再等下去,只怕是蛛丝马迹都被王氏毁得干干净净,秦月之自不会给她这个机会。
秦月之低着头看不清表情,微微颤抖的肩膀让人看了都心疼,颤声道:“是儿媳太过着急,让公爹为难了,儿媳只是一瞧见夫君病容就伤心害怕,此次的疫病不知是谁想要害夫君性命,一次两次还能躲过去,可明枪易躲暗箭难防,儿媳害怕万一哪一日再有人害夫君,再去找凶手就来不及了。”
仿佛说到害怕处,秦月之满面忧色,红唇咬的泛白,“此次疫病夫君侥幸逃脱,可身子到底是受创,如今时不时还会控制不住的咳嗽……”
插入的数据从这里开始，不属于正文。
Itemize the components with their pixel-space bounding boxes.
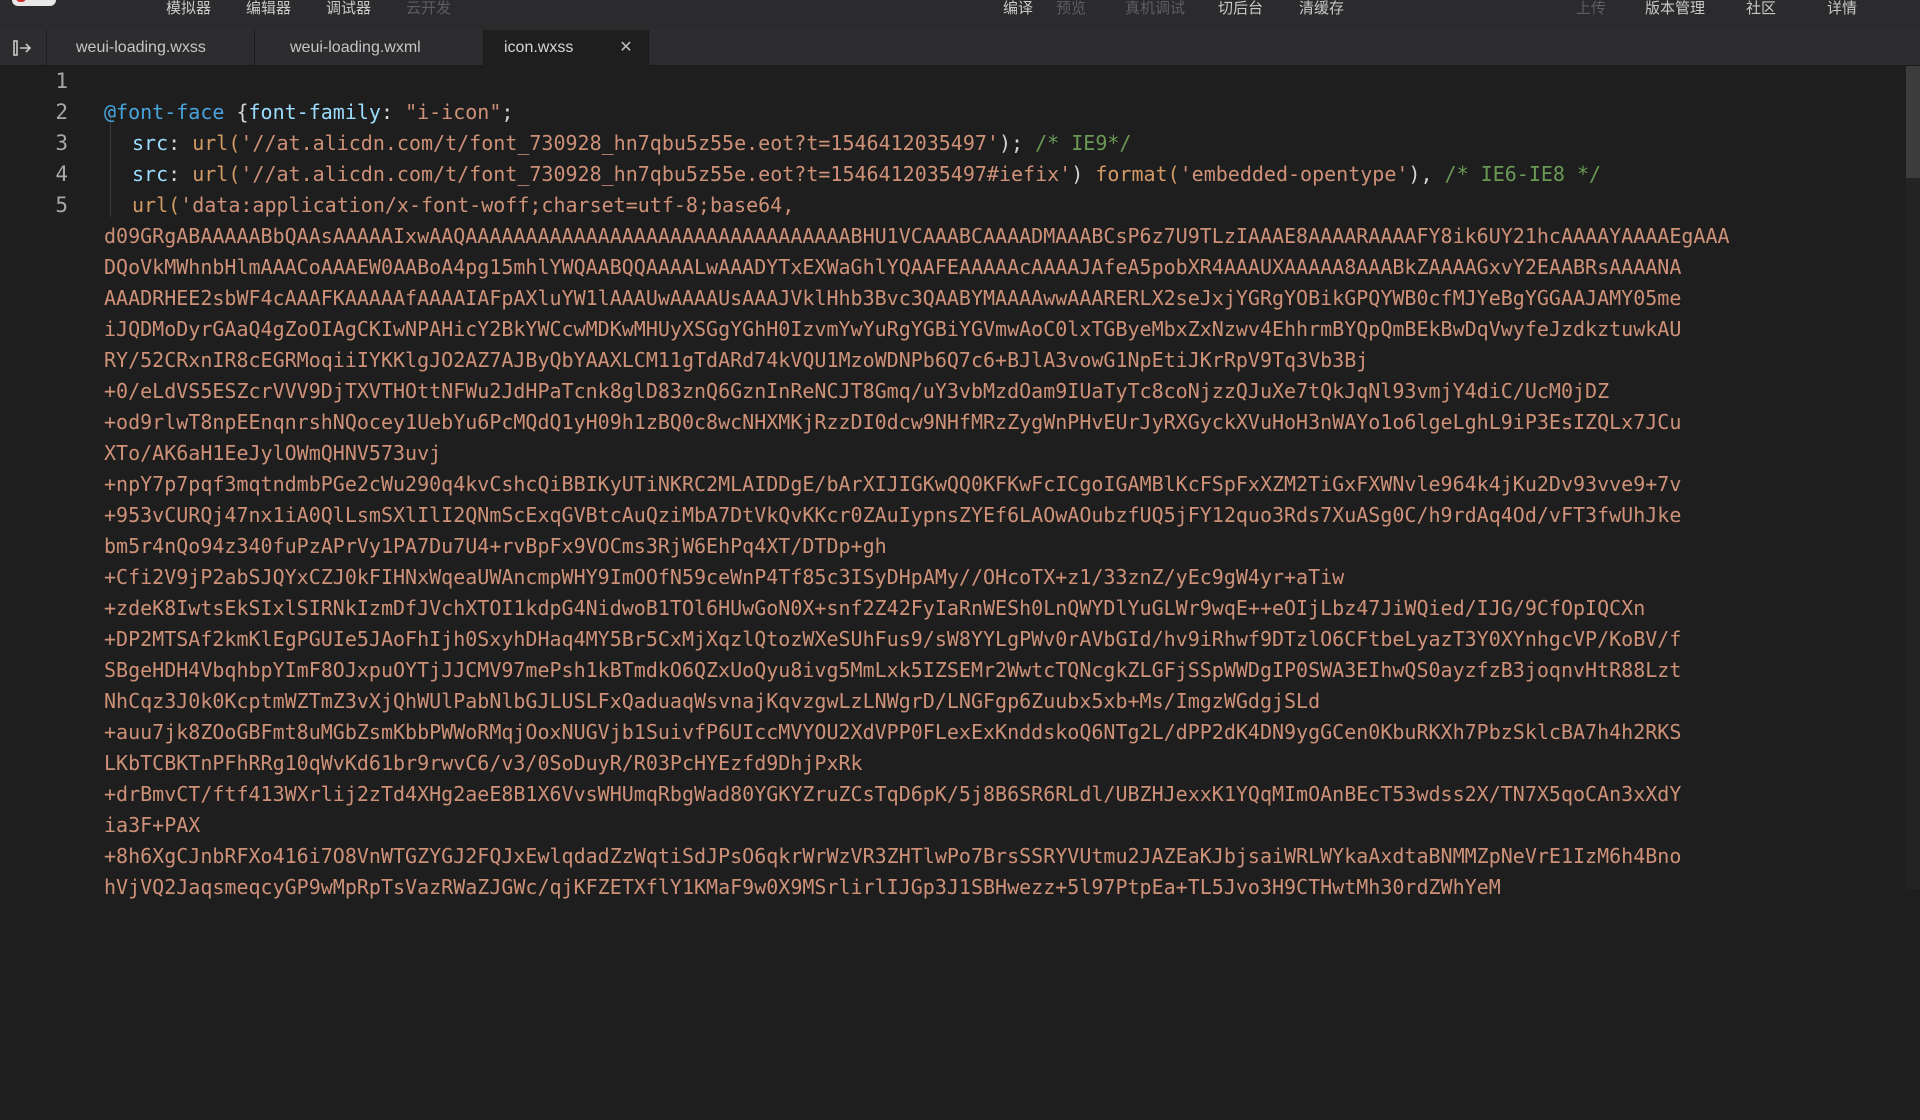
token-function: url( [192,131,241,155]
code-wrap-line: +drBmvCT/ftf413WXrlij2zTd4XHg2aeE8B1X6Vv… [104,782,1682,806]
close-icon: ✕ [619,39,633,56]
toolbar-community-button[interactable]: 社区 [1746,0,1776,18]
toolbar-preview-button[interactable]: 预览 [1056,0,1086,18]
token-colon: : [380,100,406,124]
tab-icon-wxss[interactable]: icon.wxss ✕ [484,30,648,66]
code-wrap-line: d09GRgABAAAAABbQAAsAAAAAIxwAAQAAAAAAAAAA… [104,224,1730,248]
tab-close-button[interactable]: ✕ [616,30,636,65]
code-line-2: @font-face {font-family: "i-icon"; [104,97,513,128]
code-line-4: src: url('//at.alicdn.com/t/font_730928_… [132,159,1601,190]
tab-label: icon.wxss [504,39,574,56]
token-function: url( [132,193,181,217]
toolbar-background-button[interactable]: 切后台 [1218,0,1263,18]
token-property: src [132,162,169,186]
code-content: @font-face {font-family: "i-icon"; src: … [104,66,1894,1120]
code-editor[interactable]: 1 2 3 4 5 @font-face {font-family: "i-ic… [0,66,1920,899]
code-wrap-line: +auu7jk8ZOoGBFmt8uMGbZsmKbbPWWoRMqjOoxNU… [104,720,1682,744]
code-wrap-line: hVjVQ2JaqsmeqcyGP9wMpRpTsVazRWaZJGWc/qjK… [104,875,1501,899]
tab-label: weui-loading.wxss [76,39,206,56]
line-number: 3 [55,131,68,155]
toolbar-device-debug-button[interactable]: 真机调试 [1125,0,1185,18]
token-string: 'embedded-opentype' [1179,162,1409,186]
toolbar-editor-button[interactable]: 编辑器 [246,0,291,18]
code-wrap-line: +953vCURQj47nx1iA0QlLsmSXlIlI2QNmScExqGV… [104,503,1682,527]
line-number: 2 [55,100,68,124]
scrollbar-thumb[interactable] [1906,66,1920,178]
token-string: '//at.alicdn.com/t/font_730928_hn7qbu5z5… [240,131,999,155]
toolbar-compile-button[interactable]: 编译 [1003,0,1033,18]
token-punctuation: ), [1408,162,1445,186]
token-brace: { [224,100,249,124]
token-comment: /* IE9*/ [1035,131,1132,155]
code-wrap-line: +DP2MTSAf2kmKlEgPGUIe5JAoFhIjh0SxyhDHaq4… [104,627,1682,651]
code-wrap-line: bm5r4nQo94z340fuPzAPrVy1PA7Du7U4+rvBpFx9… [104,534,887,558]
line-number: 4 [55,162,68,186]
token-string: 'data:application/x-font-woff;charset=ut… [180,193,795,217]
token-colon: : [168,162,193,186]
vertical-scrollbar[interactable] [1906,66,1920,889]
tab-label: weui-loading.wxml [290,39,421,56]
toolbar-details-button[interactable]: 详情 [1827,0,1857,18]
line-number-gutter: 1 2 3 4 5 [0,66,82,889]
code-wrap-line: +0/eLdVS5ESZcrVVV9DjTXVTHOttNFWu2JdHPaTc… [104,379,1610,403]
token-at-rule: @font-face [104,100,225,124]
token-semicolon: ; [501,100,514,124]
toolbar-version-control-button[interactable]: 版本管理 [1645,0,1705,18]
token-function: format( [1095,162,1180,186]
code-wrap-line: XTo/AK6aH1EeJylOWmQHNV573uvj [104,441,442,465]
tab-weui-loading-wxml[interactable]: weui-loading.wxml [255,30,483,65]
code-wrap-line: +npY7p7pqf3mqtndmbPGe2cWu290q4kvCshcQiBB… [104,472,1682,496]
toolbar-simulator-button[interactable]: 模拟器 [166,0,211,18]
token-function: url( [192,162,241,186]
toggle-file-panel-button[interactable] [0,30,47,65]
editor-tab-bar: weui-loading.wxss weui-loading.wxml icon… [0,30,1920,66]
tab-divider [648,30,649,65]
code-wrap-line: AAADRHEE2sbWF4cAAAFKAAAAAfAAAAIAFpAXluYW… [104,286,1682,310]
code-wrap-line: LKbTCBKTnPFhRRg10qWvKd61br9rwvC6/v3/0SoD… [104,751,863,775]
line-number: 1 [55,69,68,93]
token-punctuation: ) [1071,162,1096,186]
token-colon: : [168,131,193,155]
toolbar-debugger-button[interactable]: 调试器 [326,0,371,18]
top-toolbar: 模拟器 编辑器 调试器 云开发 编译 预览 真机调试 切后台 清缓存 上传 版本… [0,0,1920,31]
code-wrap-line: RY/52CRxnIR8cEGRMoqiiIYKKlgJO2AZ7AJByQbY… [104,348,1369,372]
code-wrap-line: +Cfi2V9jP2abSJQYxCZJ0kFIHNxWqeaUWAncmpWH… [104,565,1345,589]
code-line-3: src: url('//at.alicdn.com/t/font_730928_… [132,128,1131,159]
code-wrap-line: +od9rlwT8npEEnqnrshNQocey1UebYu6PcMQdQ1y… [104,410,1682,434]
tab-weui-loading-wxss[interactable]: weui-loading.wxss [46,30,254,65]
token-string: "i-icon" [405,100,502,124]
panel-toggle-icon [13,39,32,56]
token-comment: /* IE6-IE8 */ [1444,162,1602,186]
toolbar-cloud-dev-button[interactable]: 云开发 [406,0,451,18]
token-punctuation: ); [998,131,1036,155]
code-wrap-line: iJQDMoDyrGAaQ4gZoOIAgCKIwNPAHicY2BkYWCcw… [104,317,1682,341]
token-property: src [132,131,169,155]
code-wrap-line: +8h6XgCJnbRFXo416i7O8VnWTGZYGJ2FQJxEwlqd… [104,844,1682,868]
token-string: '//at.alicdn.com/t/font_730928_hn7qbu5z5… [240,162,1072,186]
line-number: 5 [55,193,68,217]
code-wrap-line: NhCqz3J0k0KcptmWZTmZ3vXjQhWUlPabNlbGJLUS… [104,689,1321,713]
code-wrap-line: ia3F+PAX [104,813,201,837]
code-line-5: url('data:application/x-font-woff;charse… [132,190,794,221]
toolbar-clear-cache-button[interactable]: 清缓存 [1299,0,1344,18]
code-wrap-line: SBgeHDH4VbqhbpYImF8OJxpuOYTjJJCMV97mePsh… [104,658,1682,682]
code-wrap-line: +zdeK8IwtsEkSIxlSIRNkIzmDfJVchXTOI1kdpG4… [104,596,1646,620]
toolbar-upload-button[interactable]: 上传 [1576,0,1606,18]
token-property: font-family [248,100,381,124]
code-wrap-line: DQoVkMWhnbHlmAAACoAAAEW0AABoA4pg15mhlYWQ… [104,255,1682,279]
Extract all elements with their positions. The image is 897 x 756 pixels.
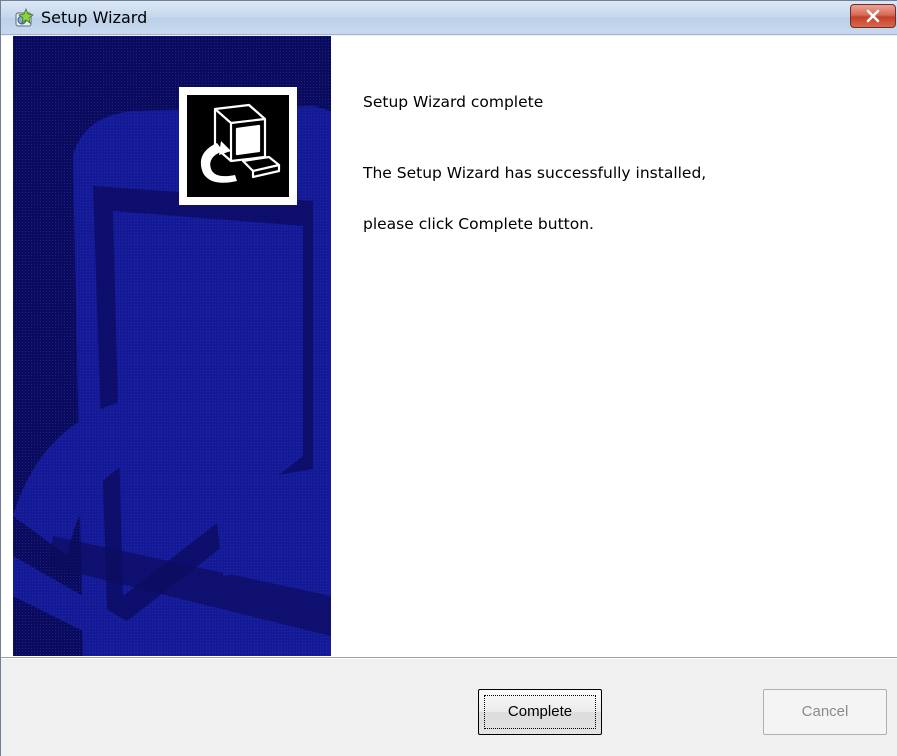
logo-frame [179,87,297,205]
setup-wizard-icon [15,7,34,27]
installer-computer-icon [200,103,281,183]
close-button[interactable] [850,4,896,28]
completion-message-line2: please click Complete button. [363,215,594,233]
cancel-button[interactable]: Cancel [763,689,887,735]
complete-button[interactable]: Complete [478,689,602,735]
completion-message-line1: The Setup Wizard has successfully instal… [363,164,707,182]
complete-button-label: Complete [484,695,596,729]
window-title: Setup Wizard [41,8,148,27]
title-bar[interactable]: Setup Wizard [1,1,897,35]
wizard-side-banner [13,36,331,656]
logo-background [187,95,289,197]
wizard-content: Setup Wizard complete The Setup Wizard h… [1,36,897,658]
close-x-icon [866,9,880,23]
setup-wizard-window: Setup Wizard Setup Wizard complete The S… [0,0,897,756]
completion-heading: Setup Wizard complete [363,93,544,111]
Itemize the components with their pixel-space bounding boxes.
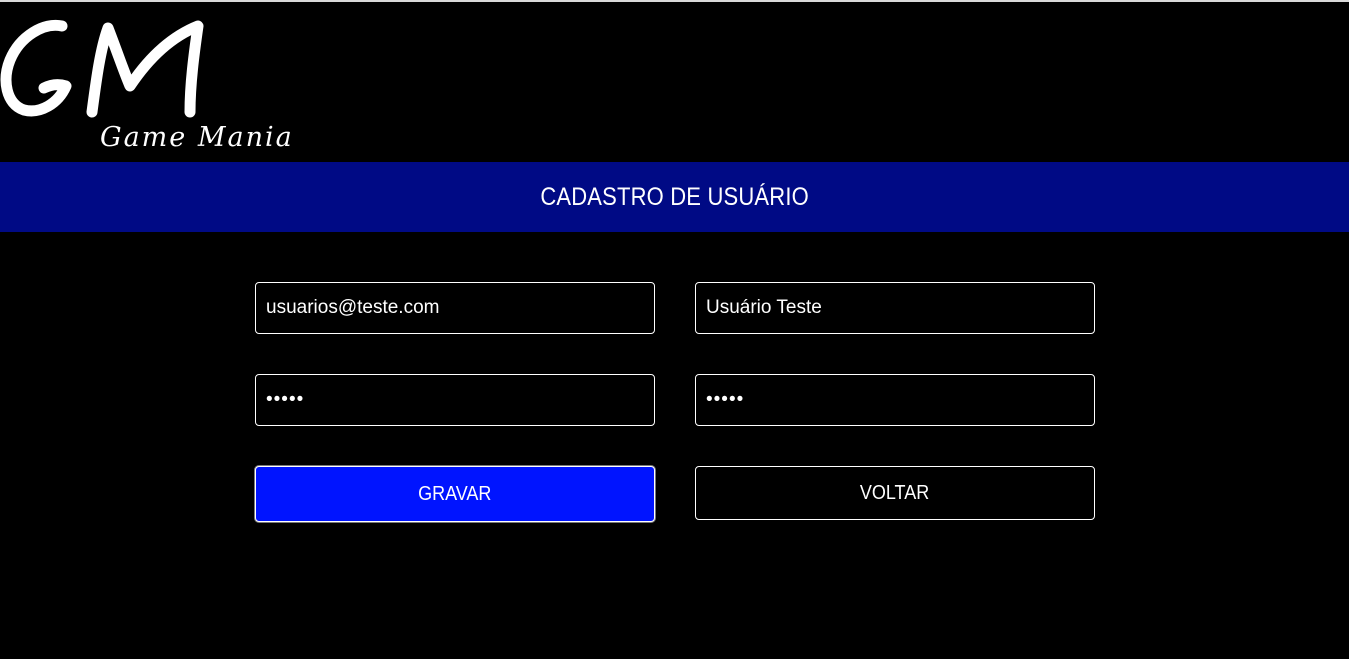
title-bar: CADASTRO DE USUÁRIO [0,162,1349,232]
save-button-label: GRAVAR [418,482,492,505]
back-button[interactable]: VOLTAR [695,466,1095,520]
name-field[interactable] [695,282,1095,334]
page-title: CADASTRO DE USUÁRIO [540,182,809,211]
game-mania-logo[interactable]: Game Mania [0,8,300,153]
back-button-label: VOLTAR [860,481,930,504]
brand-name: Game Mania [100,122,294,153]
registration-page: Game Mania CADASTRO DE USUÁRIO GRAVAR VO… [0,0,1349,659]
save-button[interactable]: GRAVAR [255,466,655,522]
email-field[interactable] [255,282,655,334]
gm-monogram-logo [0,19,204,118]
top-divider [0,0,1349,2]
password-field[interactable] [255,374,655,426]
confirm-password-field[interactable] [695,374,1095,426]
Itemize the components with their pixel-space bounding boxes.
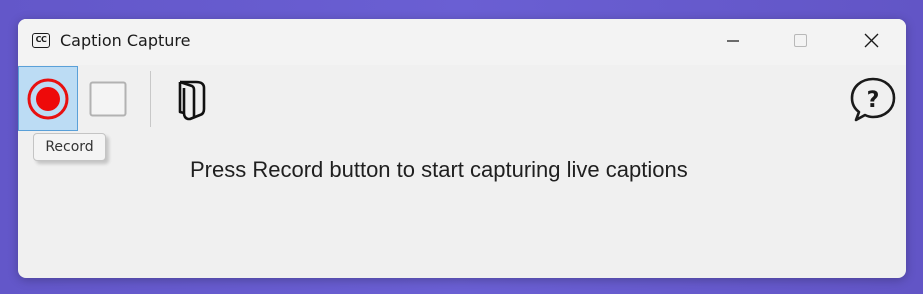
stop-icon: [89, 81, 127, 117]
app-icon-text: CC: [35, 35, 47, 44]
maximize-button[interactable]: [778, 19, 824, 63]
toolbar-separator: [150, 71, 151, 127]
minimize-button[interactable]: [710, 19, 756, 63]
record-button[interactable]: [18, 66, 78, 131]
close-icon: [864, 33, 879, 48]
minimize-icon: [727, 40, 739, 42]
open-folder-button[interactable]: [174, 76, 214, 122]
window-title: Caption Capture: [60, 31, 191, 50]
record-icon: [27, 78, 69, 120]
status-message: Press Record button to start capturing l…: [190, 157, 688, 182]
maximize-icon: [794, 34, 807, 47]
caption-capture-window: CC Caption Capture ? Press Record button…: [18, 19, 906, 278]
open-folder-icon: [178, 80, 206, 121]
close-button[interactable]: [848, 19, 894, 63]
desktop-background: CC Caption Capture ? Press Record button…: [0, 0, 923, 294]
title-bar[interactable]: CC Caption Capture: [18, 19, 906, 65]
help-icon: ?: [850, 77, 896, 122]
svg-text:?: ?: [867, 88, 880, 113]
help-button[interactable]: ?: [848, 75, 898, 125]
stop-button[interactable]: [89, 81, 127, 117]
toolbar: ?: [18, 65, 906, 133]
closed-captions-icon: CC: [32, 33, 50, 48]
record-tooltip: Record: [33, 133, 106, 161]
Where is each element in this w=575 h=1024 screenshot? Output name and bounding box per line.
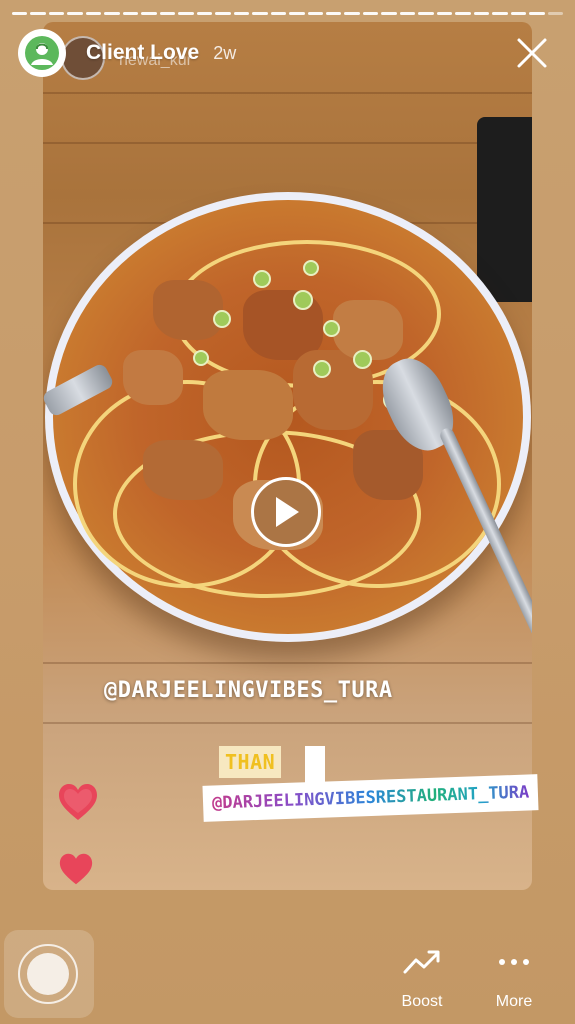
more-label: More: [495, 993, 533, 1010]
progress-segment: [492, 12, 508, 15]
spring-onion: [303, 260, 319, 276]
boost-button[interactable]: Boost: [382, 948, 462, 1011]
than-sticker: THAN: [219, 746, 282, 778]
story-progress-bar: [12, 12, 564, 15]
progress-segment: [362, 12, 379, 15]
table-plank-line: [43, 662, 532, 664]
text-cursor-block: [305, 746, 325, 784]
chicken-piece: [143, 440, 223, 500]
chicken-piece: [123, 350, 183, 405]
chicken-piece: [153, 280, 223, 340]
progress-segment: [529, 12, 545, 15]
highlight-title[interactable]: Client Love: [86, 41, 199, 65]
camera-shutter-icon: [27, 953, 69, 995]
progress-segment: [67, 12, 83, 15]
chicken-piece: [203, 370, 293, 440]
progress-segment: [12, 12, 28, 15]
progress-segment: [344, 12, 360, 15]
progress-segment: [178, 12, 194, 15]
play-button[interactable]: [251, 477, 321, 547]
phone-in-photo: [477, 117, 532, 302]
spring-onion: [193, 350, 209, 366]
progress-segment: [122, 12, 139, 15]
progress-segment: [141, 12, 157, 15]
table-plank-line: [43, 92, 532, 94]
progress-segment: [104, 12, 120, 15]
progress-segment: [30, 12, 46, 15]
progress-segment: [196, 12, 213, 15]
play-icon: [276, 497, 299, 527]
spring-onion: [323, 320, 340, 337]
story-timestamp: 2w: [213, 42, 237, 63]
table-plank-line: [43, 142, 532, 144]
spring-onion: [293, 290, 313, 310]
more-button[interactable]: More: [474, 948, 554, 1011]
progress-segment: [159, 12, 176, 15]
client-avatar-icon: [25, 36, 59, 70]
noodle-bowl: [45, 192, 531, 642]
boost-label: Boost: [401, 993, 443, 1010]
spring-onion: [213, 310, 231, 328]
progress-segment: [418, 12, 434, 15]
highlight-avatar[interactable]: [18, 29, 66, 77]
spring-onion: [353, 350, 372, 369]
table-plank-line: [43, 722, 532, 724]
progress-segment: [510, 12, 527, 15]
boost-icon: [403, 950, 440, 974]
progress-segment: [215, 12, 231, 15]
progress-segment: [455, 12, 471, 15]
progress-segment: [381, 12, 397, 15]
heart-icon: [59, 784, 97, 820]
progress-segment: [48, 12, 65, 15]
progress-segment: [289, 12, 305, 15]
heart-icon: [59, 853, 93, 885]
spring-onion: [313, 360, 331, 378]
progress-segment: [547, 12, 564, 15]
close-icon[interactable]: [515, 36, 549, 70]
progress-segment: [325, 12, 342, 15]
restaurant-mention-text: @DARJEELINGVIBESRESTAURANT_TURA: [211, 782, 530, 814]
progress-segment: [85, 12, 102, 15]
progress-segment: [307, 12, 323, 15]
mention-sticker[interactable]: @DARJEELINGVIBES_TURA: [104, 678, 393, 703]
progress-segment: [473, 12, 490, 15]
spring-onion: [253, 270, 271, 288]
story-media[interactable]: newai_kur: [43, 22, 532, 890]
progress-segment: [436, 12, 453, 15]
progress-segment: [233, 12, 250, 15]
camera-shutter-button[interactable]: [4, 930, 94, 1018]
story-header: Client Love 2w: [18, 28, 557, 78]
progress-segment: [252, 12, 268, 15]
progress-segment: [270, 12, 287, 15]
more-icon: [499, 959, 529, 965]
progress-segment: [399, 12, 416, 15]
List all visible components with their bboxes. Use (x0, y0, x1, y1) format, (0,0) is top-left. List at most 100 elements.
魏如玦一脸无动于衷的坐在床榻上,气色红润,瞧不出半分虚弱之感。
秦月之暗处伸手掐了一把魏如玦,轻咳一声。
魏如玦一顿,配合的低头轻咳几声,“……咳咳咳。”
秦月之眼神无助地望着魏苍,扑通一下跪了下来,小脸苍白惊慌,“大夫说夫君这是伤了肺腑,只怕是要好生养一段时日才能好,儿媳实在是太害怕了,求公爹为夫君做主。”
两人一唱一和的双簧,哄得魏苍愧疚之心达到了顶峰。
魏苍伸手虚扶一把秦月之,“你先起来。”
魏如玦死里逃生,他作为父亲,没能为他做过一星半点的事情,他既心疼又愧疚。
秦月之顺从起身,只是低头啜泣个不停。
王氏眼瞧着魏苍心软,生怕他一个不清醒就答应彻查,上前一把抓住秦月之,“月之,婆母能理解你的担忧,这是侯府,如玦是侯府的大公子,没人敢害他。这次是疏忽,我多派些人守冷梧院,城中疫病结束前,绝不叫任何人靠近如玦。”
秦月之似幽似怨地望着王氏,哑声问道:“婆母的话便是公爹的意思吗?此事还要容后再查?”
秦月之望着魏苍,魏如玦也同样望着魏苍。
两厢谁也未多言,可魏苍心内的愧疚之情却蹭蹭往上冒。
尤其看到长子虽虚弱却平静无波、仿佛早已习惯被如此对待的眼神,再对比秦月之的“惶恐”,他作为父亲和家主的责任感被激发。
他乃是一家之主,他怎么能让魏如玦对他再次失望。
王氏还欲再言,被魏苍抬手打断,魏苍神色是前所未有的强硬,当场下令,“查!给我彻查!从那只猫的来源,到之前衣物的去向,所有经手之人,一个不许放过!本侯倒要看看,是谁在侯府兴风作浪!”
王氏心中猛跳个不停,面色惨白,若是此事追查下去,迟早要查到她头上,到时她如何跟侯爷解释。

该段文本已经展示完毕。